Praktisch sieht das so aus: Prof. Zender kommt mit einem neuen Target zu mir, zum Beispiel einem Protein, das Krebswachstum auslöst oder verstärkt. Unser Ziel ist es, dieses Protein auszuschalten oder zumindest einzudämmen. Oder Professor Samuel Wagner, Leiter der Sektion Zelluläre und Molekulare Mikrobiologie, findet ein neues Target und wir sollen einen Wirkstoff vorschlagen, der eine Salmonelleninfektion stoppen könnte. – Nun beginnt meine Arbeitsgruppe mit dem virtuellen Wirkstoffdesign. Wir entwerfen ein 3D-Modell des Protein-Targets am Computer und suchen in riesigen Datenbanken nach möglichen Wirkstoffen, die dieses Target binden und so die Krebszellen oder Bakterien hemmen können. Diese Wirkstoffe werden beschafft und im Labor getestet. Die neu identifizierten aktiven Wirkstoff-Kandidaten gehen dann zur Arbeitsgruppe von Stefan Laufer, wo sie synthetisch modifiziert und optimiert werden. Diese werden wiederum im Labor und in vivo getestet. Meistens gibt es dabei mehrere Optimierungsrunden. 

Das virtuelle Wirkstoffdesign hat einen großen Vorteil gegenüber anderen Testmöglichkeiten: man muss nicht 1.000.000 Wirkstoffe testen, das kostet viel Zeit und Geld. Mit dem computergestützten Modell kann man nicht mit 100-prozentiger Sicherheit sagen, welcher Wirkstoff in der Lage ist, sich mit dem Target zu verbinden. Aber man kann damit alle Wirkstoffe ausschließen, die definitiv nicht in Frage kommen. Dadurch muss man letztlich nur 100 oder vielleicht 500 Wirkstoffe im Labor testen.

Wo sehen Sie die Stärken der Universität Tübingen? Warum arbeiten Sie gerne hier?

Ich bin sehr glücklich, dass ich die Möglichkeit habe, in Tübingen zu arbeiten. Ich mag die Atmosphäre hier. Mir gefällt an der Universität Tübingen besonders, dass alle Kolleginnen und Kollegen hier auf exzellentem Niveau arbeiten und damit ein klares Bekenntnis für Spitzenforschung abgeben. 

In Tübingen kann ich sicher sein: wenn beispielsweise Professor Nisar Malek von der Leiter der Abteilung Innere Medizin I oder auch Lars Zender zu mir mit einem neuen Target kommt, dann handelt es sich tatsächlich um ein Target. Ich muss mir über diese Frage keine Gedanken machen und kann mich voll auf meine Arbeit konzentrieren. 

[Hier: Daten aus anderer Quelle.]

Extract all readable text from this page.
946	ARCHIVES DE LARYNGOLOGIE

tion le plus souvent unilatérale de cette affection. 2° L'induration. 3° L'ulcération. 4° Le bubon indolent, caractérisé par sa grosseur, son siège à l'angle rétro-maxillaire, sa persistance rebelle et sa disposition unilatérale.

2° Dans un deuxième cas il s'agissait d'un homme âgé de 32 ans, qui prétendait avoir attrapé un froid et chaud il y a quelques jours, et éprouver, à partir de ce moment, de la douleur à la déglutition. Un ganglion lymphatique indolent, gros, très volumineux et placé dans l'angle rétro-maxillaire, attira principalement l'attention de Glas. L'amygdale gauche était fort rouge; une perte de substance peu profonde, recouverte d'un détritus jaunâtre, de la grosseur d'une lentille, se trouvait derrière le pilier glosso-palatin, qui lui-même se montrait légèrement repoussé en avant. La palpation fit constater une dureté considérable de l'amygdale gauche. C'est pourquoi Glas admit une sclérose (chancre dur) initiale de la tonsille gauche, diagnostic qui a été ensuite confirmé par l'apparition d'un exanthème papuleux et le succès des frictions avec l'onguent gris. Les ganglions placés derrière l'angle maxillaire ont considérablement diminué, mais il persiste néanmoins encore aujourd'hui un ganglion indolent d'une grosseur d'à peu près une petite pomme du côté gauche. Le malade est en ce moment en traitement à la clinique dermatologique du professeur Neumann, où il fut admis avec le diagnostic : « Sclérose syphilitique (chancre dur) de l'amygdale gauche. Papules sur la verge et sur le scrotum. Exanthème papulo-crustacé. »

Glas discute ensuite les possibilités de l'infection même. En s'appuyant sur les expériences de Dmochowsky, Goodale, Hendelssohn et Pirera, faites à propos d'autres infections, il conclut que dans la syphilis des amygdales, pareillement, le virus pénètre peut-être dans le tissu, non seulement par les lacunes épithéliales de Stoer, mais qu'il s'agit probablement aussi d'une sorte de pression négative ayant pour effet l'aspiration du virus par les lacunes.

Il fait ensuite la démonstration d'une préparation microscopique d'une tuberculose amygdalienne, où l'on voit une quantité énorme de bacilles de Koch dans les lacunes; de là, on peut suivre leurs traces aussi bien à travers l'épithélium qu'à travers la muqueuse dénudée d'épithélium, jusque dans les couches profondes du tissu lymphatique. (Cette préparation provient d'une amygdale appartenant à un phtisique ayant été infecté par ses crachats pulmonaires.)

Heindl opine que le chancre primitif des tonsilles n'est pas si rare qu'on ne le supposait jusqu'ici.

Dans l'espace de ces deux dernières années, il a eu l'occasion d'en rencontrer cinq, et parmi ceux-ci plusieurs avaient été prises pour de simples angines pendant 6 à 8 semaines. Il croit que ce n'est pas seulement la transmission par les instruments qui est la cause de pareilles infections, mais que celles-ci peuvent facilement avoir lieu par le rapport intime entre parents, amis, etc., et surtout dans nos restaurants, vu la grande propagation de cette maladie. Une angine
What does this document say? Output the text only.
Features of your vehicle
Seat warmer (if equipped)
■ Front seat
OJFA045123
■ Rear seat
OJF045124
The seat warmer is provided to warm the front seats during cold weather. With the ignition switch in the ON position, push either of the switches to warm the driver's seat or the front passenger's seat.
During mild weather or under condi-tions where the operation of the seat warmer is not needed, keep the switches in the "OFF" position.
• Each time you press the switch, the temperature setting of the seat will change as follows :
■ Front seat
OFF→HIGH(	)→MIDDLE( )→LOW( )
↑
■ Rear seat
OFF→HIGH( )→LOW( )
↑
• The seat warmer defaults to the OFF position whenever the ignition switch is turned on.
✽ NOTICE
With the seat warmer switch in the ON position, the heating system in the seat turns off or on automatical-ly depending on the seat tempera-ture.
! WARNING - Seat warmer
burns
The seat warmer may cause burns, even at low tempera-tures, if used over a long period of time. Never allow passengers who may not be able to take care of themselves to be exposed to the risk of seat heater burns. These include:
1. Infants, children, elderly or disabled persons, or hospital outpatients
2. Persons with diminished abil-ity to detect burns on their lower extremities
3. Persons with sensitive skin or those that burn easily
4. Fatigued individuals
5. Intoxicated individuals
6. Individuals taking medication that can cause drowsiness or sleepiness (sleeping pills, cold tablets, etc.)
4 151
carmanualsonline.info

Letztendlich geht es uns darum, etwas zu finden, was den Patienten wirklich hilft. Das ist mein Maßstab für medizinische Grundlagenforschung.

Tübinger Kooperationen, an denen Antti Poso beteiligt ist:

Anti Posso wird künftig auch mit den beiden Ende September genehmigten Tübinger Exzellenz-Clustern „Individualisierung von Tumortherapien durch molekulare Bildgebung und funktionelle Identifizierung therapeutischer Zielstrukturen (iFIT)“ und „Kontrolle von Mikroorganismen zur Bekämpfung von Infektionen (CMFI)“ zusammenarbeiten.